Si Andrea Giani n’a aucun souci pour se faire comprendre des joueurs tricolores, c’est aussi parce que sa communication est non-verbale. Sa vision du rôle d’entraîneur est très claire, surtout quand il est question de coacher certains des meilleurs volleyeurs de la planète.

Pour lui, son rôle est surtout celui d’un accompagnateur dont la place est en retrait une fois l’heure du match arrivée.

« Je participe au jeu parce que je suis sur la touche, que je suis l'action. Je me réjouis quand l'un de mes joueurs marque parce qu'il y a une véritable énergie commune, mais je pense que la communication doit se faire à un niveau différent. Parfois un simple geste dit tout. Si vous entrez dans l'approche compétitive du joueur, alors vous allez être confus et l'entraîneur doit éviter ça. L'entraîneur est important dans la semaine pour planifier, tracer le parcours jusqu'au match, mais dès que l'engagement a été donné, c'est à l’athlète de jouer. »

La liberté qu’il donne à ses joueurs leur permet de s’épanouir. C’est l'un des grands objectifs du natif de Naples qui est conscient que pour être au top physiquement et techniquement, un athlète doit aussi l’être mentalement.

Pour que cela soit le cas, il a travaillé à la mise à disposition d’un coach mental pour les internationaux français, un apport extérieur déjà apprécié.

Andrea Giani sait ce dont ces joueurs ont besoin, car il a été à leur place dans le passé. Il tente aujourd’hui d’être l’entraîneur qu’il aurait aimé avoir.

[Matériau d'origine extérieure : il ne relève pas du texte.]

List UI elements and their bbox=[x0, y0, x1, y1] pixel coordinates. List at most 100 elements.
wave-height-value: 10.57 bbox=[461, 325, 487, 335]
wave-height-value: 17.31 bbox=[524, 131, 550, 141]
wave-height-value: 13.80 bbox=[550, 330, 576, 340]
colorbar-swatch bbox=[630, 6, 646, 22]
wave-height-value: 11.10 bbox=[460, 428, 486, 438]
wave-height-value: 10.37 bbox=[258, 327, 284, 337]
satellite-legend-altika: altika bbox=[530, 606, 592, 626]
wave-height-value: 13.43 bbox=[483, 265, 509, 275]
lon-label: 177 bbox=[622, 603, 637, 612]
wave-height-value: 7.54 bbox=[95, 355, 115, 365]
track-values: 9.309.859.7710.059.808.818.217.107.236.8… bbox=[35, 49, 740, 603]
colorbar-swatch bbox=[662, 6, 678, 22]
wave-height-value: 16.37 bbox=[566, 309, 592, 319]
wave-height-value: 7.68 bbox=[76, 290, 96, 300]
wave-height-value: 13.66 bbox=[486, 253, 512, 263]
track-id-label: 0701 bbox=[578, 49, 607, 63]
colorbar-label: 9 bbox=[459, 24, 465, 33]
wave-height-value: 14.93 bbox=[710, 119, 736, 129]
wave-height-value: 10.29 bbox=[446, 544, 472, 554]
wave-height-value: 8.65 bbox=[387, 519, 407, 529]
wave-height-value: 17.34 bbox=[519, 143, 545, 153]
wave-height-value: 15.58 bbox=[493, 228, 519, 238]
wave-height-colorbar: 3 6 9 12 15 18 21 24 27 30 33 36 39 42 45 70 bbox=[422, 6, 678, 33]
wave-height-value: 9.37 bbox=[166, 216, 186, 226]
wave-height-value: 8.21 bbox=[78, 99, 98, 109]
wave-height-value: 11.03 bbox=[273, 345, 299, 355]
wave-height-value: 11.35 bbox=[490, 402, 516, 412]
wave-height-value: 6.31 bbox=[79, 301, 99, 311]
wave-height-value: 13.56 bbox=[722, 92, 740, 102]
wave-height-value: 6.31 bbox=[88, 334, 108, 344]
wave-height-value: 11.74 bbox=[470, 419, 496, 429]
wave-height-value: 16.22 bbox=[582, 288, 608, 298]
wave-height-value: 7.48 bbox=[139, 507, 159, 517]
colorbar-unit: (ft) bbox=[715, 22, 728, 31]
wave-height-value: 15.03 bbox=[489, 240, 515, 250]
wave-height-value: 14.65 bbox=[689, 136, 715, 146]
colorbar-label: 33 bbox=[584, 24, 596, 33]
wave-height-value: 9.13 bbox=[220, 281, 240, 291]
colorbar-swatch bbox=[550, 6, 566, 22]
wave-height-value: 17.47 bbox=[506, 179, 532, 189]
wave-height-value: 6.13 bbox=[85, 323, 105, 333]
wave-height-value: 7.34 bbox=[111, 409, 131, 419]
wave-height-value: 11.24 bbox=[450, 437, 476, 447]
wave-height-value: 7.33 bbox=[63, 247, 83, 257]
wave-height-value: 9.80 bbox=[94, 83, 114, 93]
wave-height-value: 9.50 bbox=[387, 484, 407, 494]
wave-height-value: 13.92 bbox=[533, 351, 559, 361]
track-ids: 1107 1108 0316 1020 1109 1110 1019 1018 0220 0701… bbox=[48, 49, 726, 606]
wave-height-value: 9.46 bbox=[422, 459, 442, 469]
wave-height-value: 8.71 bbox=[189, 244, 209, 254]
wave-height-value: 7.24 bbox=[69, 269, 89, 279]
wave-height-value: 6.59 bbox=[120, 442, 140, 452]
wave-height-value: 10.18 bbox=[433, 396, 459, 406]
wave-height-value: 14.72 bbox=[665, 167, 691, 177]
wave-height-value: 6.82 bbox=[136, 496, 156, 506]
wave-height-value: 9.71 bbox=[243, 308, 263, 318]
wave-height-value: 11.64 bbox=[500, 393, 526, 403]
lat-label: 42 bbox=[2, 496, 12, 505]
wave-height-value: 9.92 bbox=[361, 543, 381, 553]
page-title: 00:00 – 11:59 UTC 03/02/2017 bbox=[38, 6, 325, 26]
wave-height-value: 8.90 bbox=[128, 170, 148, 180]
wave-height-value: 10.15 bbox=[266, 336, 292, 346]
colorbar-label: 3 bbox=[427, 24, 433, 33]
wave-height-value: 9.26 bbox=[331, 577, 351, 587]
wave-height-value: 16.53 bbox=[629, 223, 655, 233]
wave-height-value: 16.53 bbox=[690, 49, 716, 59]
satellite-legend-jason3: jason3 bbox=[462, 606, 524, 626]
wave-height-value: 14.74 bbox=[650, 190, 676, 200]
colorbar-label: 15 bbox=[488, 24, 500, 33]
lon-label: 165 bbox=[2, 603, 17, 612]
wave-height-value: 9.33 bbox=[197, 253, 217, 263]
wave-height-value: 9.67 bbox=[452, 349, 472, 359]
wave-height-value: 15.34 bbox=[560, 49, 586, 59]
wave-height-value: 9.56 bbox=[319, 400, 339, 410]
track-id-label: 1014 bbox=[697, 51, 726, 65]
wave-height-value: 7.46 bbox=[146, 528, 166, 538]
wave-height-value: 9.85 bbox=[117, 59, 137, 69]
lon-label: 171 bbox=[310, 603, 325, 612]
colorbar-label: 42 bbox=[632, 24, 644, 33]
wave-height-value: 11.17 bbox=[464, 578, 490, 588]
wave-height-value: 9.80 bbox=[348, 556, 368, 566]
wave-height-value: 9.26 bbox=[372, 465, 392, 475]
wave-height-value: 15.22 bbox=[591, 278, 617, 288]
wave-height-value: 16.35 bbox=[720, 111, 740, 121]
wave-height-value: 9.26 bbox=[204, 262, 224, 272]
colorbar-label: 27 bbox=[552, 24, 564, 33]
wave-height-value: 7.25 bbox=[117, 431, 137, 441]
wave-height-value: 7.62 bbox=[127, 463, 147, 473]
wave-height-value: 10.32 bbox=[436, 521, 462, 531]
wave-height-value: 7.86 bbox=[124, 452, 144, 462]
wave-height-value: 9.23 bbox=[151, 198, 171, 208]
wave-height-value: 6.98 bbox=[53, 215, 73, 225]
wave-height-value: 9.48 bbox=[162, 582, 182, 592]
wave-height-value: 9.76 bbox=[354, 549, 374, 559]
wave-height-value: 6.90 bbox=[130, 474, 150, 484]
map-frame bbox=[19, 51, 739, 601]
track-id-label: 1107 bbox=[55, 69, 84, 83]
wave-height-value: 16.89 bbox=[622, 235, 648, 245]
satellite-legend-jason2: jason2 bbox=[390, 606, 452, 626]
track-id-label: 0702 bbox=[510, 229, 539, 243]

« Ce qui me dérangeait, c'étaient les entraîneurs qui me criaient dessus pendant le match. Ce n'est pas comme si tu faisais exprès de faire une erreur... Tu perds en lucidité et tu te fais attaquer, ça ne va pas aider à la retrouver. C'est même une charge supplémentaire qui peut te faire couler. C'est pour ça que j'essaie d'être calme. Quand le joueur me regarde, il doit retrouver ma tranquillité d’esprit, je ne dois pas lui transmettre une nervosité supplémentaire. »

Une longue expérience olympique au service des champions olympiques en titre

Le détenteur du record de sélections en équipe d’Italie a joué pendant deux décennies au plus haut niveau, participant même aux Jeux Olympiques à cinq reprises. Il faisait partie des cadres de la Generazione di fenomeni, vice-championne olympique à Atlanta 1996 et Athènes 2004 et médaillée de bronze à Sydney 2000.

Un tel palmarès lui confère une légitimité importante et l’expérience nécessaire à l’approche des Jeux Olympiques de Paris 2024. Tenants du titre et à domicile, les Bleus sont très attendus. Cette pression aux airs d’obligation de gagner, Andrea Giani l'a déjà connue.

« La préparation sera importante pour trouver un moyen d'alléger cette pression au cours des dix prochains mois. Je l'ai vécu en tant que joueur, savoir qu'il faut gagner n'est pas facile, c'est donc un domaine où je peux aider avec mon expérience. »

Une telle compétence est aussi rare que le doublé ambitionné par les Tricolores. En cas de deuxième médaille d’or consécutive aux JO, la France serait la première nation à conserver son titre olympique en volleyball hommes depuis les États-Unis à Séoul 1988. À l’époque, les volleyeurs français et Andrea Giani avec l’Italie participaient aux JO pour la première fois.

Neuf olympiades plus tard, ils en sont des habitués et leurs destins sont liés.